Since the LG G6 surprised me in the last scene—very unpleasantly, at that—and looking at the photos I took with it, I was quickly reminded of all the fuss that surrounded the Pixel's camera last year. Shortly after Google's Android flagship launched in October of last year, people started complaining about the way its camera handled lens flares, and, well, let's just say that it was nothing compared to the G6.
That's why I decided now would be a good time to check out how each of the contenders handles lens flares. To do this, I had to find bright source of light—preferably numerous—and this one parking lot floodlight seemed to fit the bill perfectly.
The mighty lens flare
Flares appear when light direct light (for example, from the sun or a street light), hits the front of your lens. This can happen with any lens, but wide-angle lenses are in general more prone to flares, because they have a greater angle of view, and are more likely to catch a light light coming from the sides. And, since most phones are equipped with wide-angle cameras, flaring is one of the problems that you'll face when taking photos.

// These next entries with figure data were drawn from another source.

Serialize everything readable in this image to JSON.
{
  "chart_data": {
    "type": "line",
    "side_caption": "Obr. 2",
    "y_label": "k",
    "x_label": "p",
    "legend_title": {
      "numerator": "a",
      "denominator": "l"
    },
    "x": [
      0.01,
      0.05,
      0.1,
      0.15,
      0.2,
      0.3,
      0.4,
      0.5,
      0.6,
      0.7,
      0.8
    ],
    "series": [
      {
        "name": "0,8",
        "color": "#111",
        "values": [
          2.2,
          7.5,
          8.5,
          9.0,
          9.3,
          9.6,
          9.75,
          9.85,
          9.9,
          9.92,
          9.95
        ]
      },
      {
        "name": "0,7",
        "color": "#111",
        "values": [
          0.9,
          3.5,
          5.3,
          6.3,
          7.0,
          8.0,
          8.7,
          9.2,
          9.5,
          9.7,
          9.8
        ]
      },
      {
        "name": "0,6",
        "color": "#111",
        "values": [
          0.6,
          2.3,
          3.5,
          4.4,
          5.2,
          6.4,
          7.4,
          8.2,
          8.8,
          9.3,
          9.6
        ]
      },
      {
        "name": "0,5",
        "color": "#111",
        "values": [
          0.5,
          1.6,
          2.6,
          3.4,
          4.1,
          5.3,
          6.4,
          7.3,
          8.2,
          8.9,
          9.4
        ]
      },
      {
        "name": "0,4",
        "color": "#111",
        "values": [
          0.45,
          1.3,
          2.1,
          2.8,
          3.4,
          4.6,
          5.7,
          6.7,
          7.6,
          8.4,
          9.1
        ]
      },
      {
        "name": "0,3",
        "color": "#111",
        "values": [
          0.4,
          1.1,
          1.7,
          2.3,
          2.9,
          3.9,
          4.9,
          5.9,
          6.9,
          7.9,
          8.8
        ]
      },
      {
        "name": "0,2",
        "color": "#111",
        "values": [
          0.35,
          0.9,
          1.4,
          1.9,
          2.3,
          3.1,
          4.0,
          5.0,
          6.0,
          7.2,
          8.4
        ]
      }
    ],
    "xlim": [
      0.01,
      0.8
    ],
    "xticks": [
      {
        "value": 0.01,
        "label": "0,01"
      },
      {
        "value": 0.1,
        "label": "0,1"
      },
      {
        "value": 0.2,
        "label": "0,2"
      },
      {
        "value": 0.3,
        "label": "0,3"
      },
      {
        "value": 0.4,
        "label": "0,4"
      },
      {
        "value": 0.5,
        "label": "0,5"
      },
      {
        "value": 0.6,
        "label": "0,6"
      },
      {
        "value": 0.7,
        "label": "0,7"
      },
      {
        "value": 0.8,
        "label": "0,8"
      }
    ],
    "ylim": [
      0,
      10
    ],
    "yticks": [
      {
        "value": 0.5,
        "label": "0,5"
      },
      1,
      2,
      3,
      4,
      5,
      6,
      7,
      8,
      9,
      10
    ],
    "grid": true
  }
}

As you can see from the images above, lens flares are very pronounced in photos from the G6. Although cool-looking at times, they can be a great annoyance (as was the case in Scene 4). Flaring is a lot subtler on the S8 and the iPhone, although each one has its own unique look to it, and is more prominent on lights toward the edges of the frame. Lens flares on the Pixel are not that annoying, in my opinion, although I prefer the way the S8 and the iPhone handle bright sources of direct light. As you can see, the two topmost lights in the Pixel photo cause flares with something of a moire pattern to them, which is also accompanied by a subtler, circular flare toward the bottom of the frame.
Since you're more likely than not to take some pictures around town at night time, I thought it would be interesting to check out how the four cameras handled streetlights. But enough about lens flares!
Although all four cameras have their weaknesses and strong sides, and some did better than others in certain situations, one of them managed to deliver consistently better results across the board. And this is the Samsung Galaxy S8.